Nobleza obliga. Ser político –tradicional o emergente– se ha tornado una pesadilla en la sociedad millennial. El juego democrático, que contó siempre con la legitimidad procedimental de su lado, no logra hoy sincronizar los tiempos políticos y los sociales. La compresión temporal y el ascenso de los ciudadanos monotemáticos hace virtualmente imposible crear plataformas programáticas y candidaturas que logren “comprar tiempo”, en función de un futuro consensualmente deseado y plausible.

Así, la ausencia de articulación y canalización institucional del conflicto social explica tanto la recurrencia del descontento como la impasibilidad de las elites, que no comprenden muy bien qué está pasando. Pasmados por el temor a salirse del libreto y liderar, los políticos se resignan, mientras tanto, a intentar evitar escándalos y a mantener su popularidad mediante la exégesis de las encuestas y las redes sociales. Y aunque sistemáticamente les tiende a ir mal, siguen intentando pegarle “el palo al gato” (sin que, al mismo tiempo, se les desordene el gallinero)

 
LA GRAN PARADOJA

La compresión temporal y la irrupción de los monotemáticos generan condiciones para lo que conocemos como una paradoja de Condorcet (o un dilema de Arrow), en que un sistema de mediación de intereses, crecientemente ilegítimo y debilitado, produce coaliciones electorales que cristalizan un domingo cada cuatro años y rápidamente se desmantelan –o se quedan sin respaldo en la ciudadanía–. En otras palabras, hoy es más fácil ganar una elección (movilizando grupos de descontentos) que gobernar. Mediante distintos mecanismos de agregación es posible que preferencias individuales inconsistentes entre sí terminen generando una acción colectiva o una coalición electoral a la que los analistas y los políticos le asignamos una única o principal motivación. El problema es que traspasados ciertos umbrales, se producen cascadas de acción colectiva (y reacciones y contrarreacciones) que terminan con la paradoja de movimientos colectivos articulados sobre la base de preferencias individuales inconsistentes o solo aglutinadas por la negativa (en torno a lo que todos se oponen). Son, en definitiva, coaliciones sumamente etéreas.

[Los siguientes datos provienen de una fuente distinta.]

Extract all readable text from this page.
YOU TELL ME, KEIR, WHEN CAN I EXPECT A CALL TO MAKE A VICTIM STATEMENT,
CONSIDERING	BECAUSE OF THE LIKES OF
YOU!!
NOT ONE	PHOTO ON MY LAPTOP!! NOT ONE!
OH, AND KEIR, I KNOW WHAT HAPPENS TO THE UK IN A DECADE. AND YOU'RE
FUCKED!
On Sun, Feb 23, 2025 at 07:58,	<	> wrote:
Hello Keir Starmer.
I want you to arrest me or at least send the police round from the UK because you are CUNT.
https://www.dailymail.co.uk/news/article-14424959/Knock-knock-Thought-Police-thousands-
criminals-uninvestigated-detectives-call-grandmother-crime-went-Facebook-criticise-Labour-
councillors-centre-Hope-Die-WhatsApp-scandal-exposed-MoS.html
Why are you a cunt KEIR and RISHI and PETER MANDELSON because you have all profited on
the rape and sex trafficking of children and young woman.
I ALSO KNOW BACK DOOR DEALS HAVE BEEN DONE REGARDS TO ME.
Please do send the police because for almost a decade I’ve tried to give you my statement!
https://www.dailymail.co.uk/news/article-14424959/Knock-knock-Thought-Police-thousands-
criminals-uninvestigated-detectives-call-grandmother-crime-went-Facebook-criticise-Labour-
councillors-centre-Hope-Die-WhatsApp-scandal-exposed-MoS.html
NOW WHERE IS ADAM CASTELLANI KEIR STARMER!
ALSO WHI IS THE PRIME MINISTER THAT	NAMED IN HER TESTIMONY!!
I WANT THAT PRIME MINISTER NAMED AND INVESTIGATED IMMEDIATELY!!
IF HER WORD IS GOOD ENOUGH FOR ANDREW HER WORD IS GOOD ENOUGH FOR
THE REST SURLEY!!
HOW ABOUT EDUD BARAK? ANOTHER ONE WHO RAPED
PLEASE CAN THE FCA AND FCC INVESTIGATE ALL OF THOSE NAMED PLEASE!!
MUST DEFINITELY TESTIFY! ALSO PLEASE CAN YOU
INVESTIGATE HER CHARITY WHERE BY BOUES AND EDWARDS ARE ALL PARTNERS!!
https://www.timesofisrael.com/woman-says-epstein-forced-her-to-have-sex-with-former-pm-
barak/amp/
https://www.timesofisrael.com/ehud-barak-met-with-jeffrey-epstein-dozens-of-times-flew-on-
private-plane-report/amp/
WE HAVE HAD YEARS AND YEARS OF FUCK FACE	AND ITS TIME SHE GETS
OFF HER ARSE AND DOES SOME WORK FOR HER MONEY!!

En retrospectiva, una de las funciones que cumplían los partidos políticos era la de “filtrar” liderazgos, mediante procesos que implicaban la formación de nuevas generaciones políticas, así como su eventual ascenso en organizaciones colectivas que contrapesaban, en términos simbólicos, la importancia de las individualidades. Dichas organizaciones poseían, sin duda, características reprobables y anacrónicas (por ejemplo, dinámicas afines al clientelismo y al patronazgo, prácticas machistas, estructuras oligárquicas y centralistas, entre otras). Sin embargo, también generaban estructuras colectivas en que los liderazgos tenían que actuar colectivamente para avanzar su carrera, y debían hacerlo con horizontes de mediano y largo plazo. Porque a dichos liderazgos les costaba más trabajo colectivo, más articulación y más tiempo, ganar una elección. En caso de lograrlo, sin embargo, contaban con una estructura que les otorgaba bases mínimas de legitimidad y capacidad de gobierno. En la política millennial, los líderes se orientan racionalmente al corto plazo, y tienen así todos los incentivos para competir por fuera de los partidos. Sin embargo, dicha motivación los hace hipotecar su capacidad de gobernar una vez electos.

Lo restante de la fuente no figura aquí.